Today we celebrate the goodness of the day God died. For Christians this day defines who God is, for others this day proves that our religion is untrue because gods don't die. What strikes me today is the ordinariness of this day. I had my morning coffee, I will fix dinner tonight, I will take my daughter to playgroup. Perhaps Good Friday doesn't disrupt my life enough. Our church is holding services/events on Thursday, Saturday, and Sunday this year. So Good Friday must be remembered in the ordinariness of everyday life.
But isn't that as it should be? That the death of Christ should influence and change everything? That enacting the ritual of the everyday should be imbued with the significance of Christ?

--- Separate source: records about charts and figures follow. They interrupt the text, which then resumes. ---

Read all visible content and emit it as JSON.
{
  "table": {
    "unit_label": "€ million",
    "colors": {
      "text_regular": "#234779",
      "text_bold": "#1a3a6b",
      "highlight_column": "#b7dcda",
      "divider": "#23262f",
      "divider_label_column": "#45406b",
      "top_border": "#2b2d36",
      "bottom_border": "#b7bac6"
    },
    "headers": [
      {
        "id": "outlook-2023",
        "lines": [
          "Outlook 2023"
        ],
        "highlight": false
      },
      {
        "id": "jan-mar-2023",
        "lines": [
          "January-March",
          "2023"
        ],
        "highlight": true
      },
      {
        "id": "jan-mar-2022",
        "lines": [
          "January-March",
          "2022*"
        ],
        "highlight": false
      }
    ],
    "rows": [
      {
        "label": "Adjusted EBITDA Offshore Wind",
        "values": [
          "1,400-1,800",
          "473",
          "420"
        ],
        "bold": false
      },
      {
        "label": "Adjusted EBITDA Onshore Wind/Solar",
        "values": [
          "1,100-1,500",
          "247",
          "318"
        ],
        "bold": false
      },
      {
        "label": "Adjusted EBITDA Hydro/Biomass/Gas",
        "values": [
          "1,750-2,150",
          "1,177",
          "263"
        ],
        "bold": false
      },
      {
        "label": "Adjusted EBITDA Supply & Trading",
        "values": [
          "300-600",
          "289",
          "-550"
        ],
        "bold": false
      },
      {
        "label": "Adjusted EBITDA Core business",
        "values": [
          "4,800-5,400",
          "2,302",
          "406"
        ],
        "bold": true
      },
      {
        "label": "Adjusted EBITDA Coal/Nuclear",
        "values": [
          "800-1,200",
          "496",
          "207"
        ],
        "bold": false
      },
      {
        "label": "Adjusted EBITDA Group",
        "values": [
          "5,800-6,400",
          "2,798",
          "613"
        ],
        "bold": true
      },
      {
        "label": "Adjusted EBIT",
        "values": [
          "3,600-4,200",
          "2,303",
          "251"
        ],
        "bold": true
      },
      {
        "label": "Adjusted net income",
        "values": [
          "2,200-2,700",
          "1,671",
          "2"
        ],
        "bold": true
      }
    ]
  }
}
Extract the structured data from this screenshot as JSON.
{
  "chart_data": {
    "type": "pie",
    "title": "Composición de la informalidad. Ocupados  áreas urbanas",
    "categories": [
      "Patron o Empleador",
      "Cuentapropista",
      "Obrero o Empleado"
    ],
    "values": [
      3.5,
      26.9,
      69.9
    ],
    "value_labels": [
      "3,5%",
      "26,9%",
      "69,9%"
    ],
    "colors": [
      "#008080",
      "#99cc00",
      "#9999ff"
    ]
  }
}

That there is something different about changing the diapers, cutting the grass, or doing the dishes because of this death?
But that change occurs in two ways. At first those habits seem so ordinary as to be meaningless. In the shadow of cosmic redemption dramas, our daily actions seem so pointless and boring. Yet at the same time in light of the call that cosmic drama gave to each of us, those actions now take on new meaning. They become part of the drama, a way of identifying with the story. Acts of remembrance and service and hope.
So I will walk through my everyday rituals today in hope. In knowing that this day is good and that this death has changed the ordinary forever.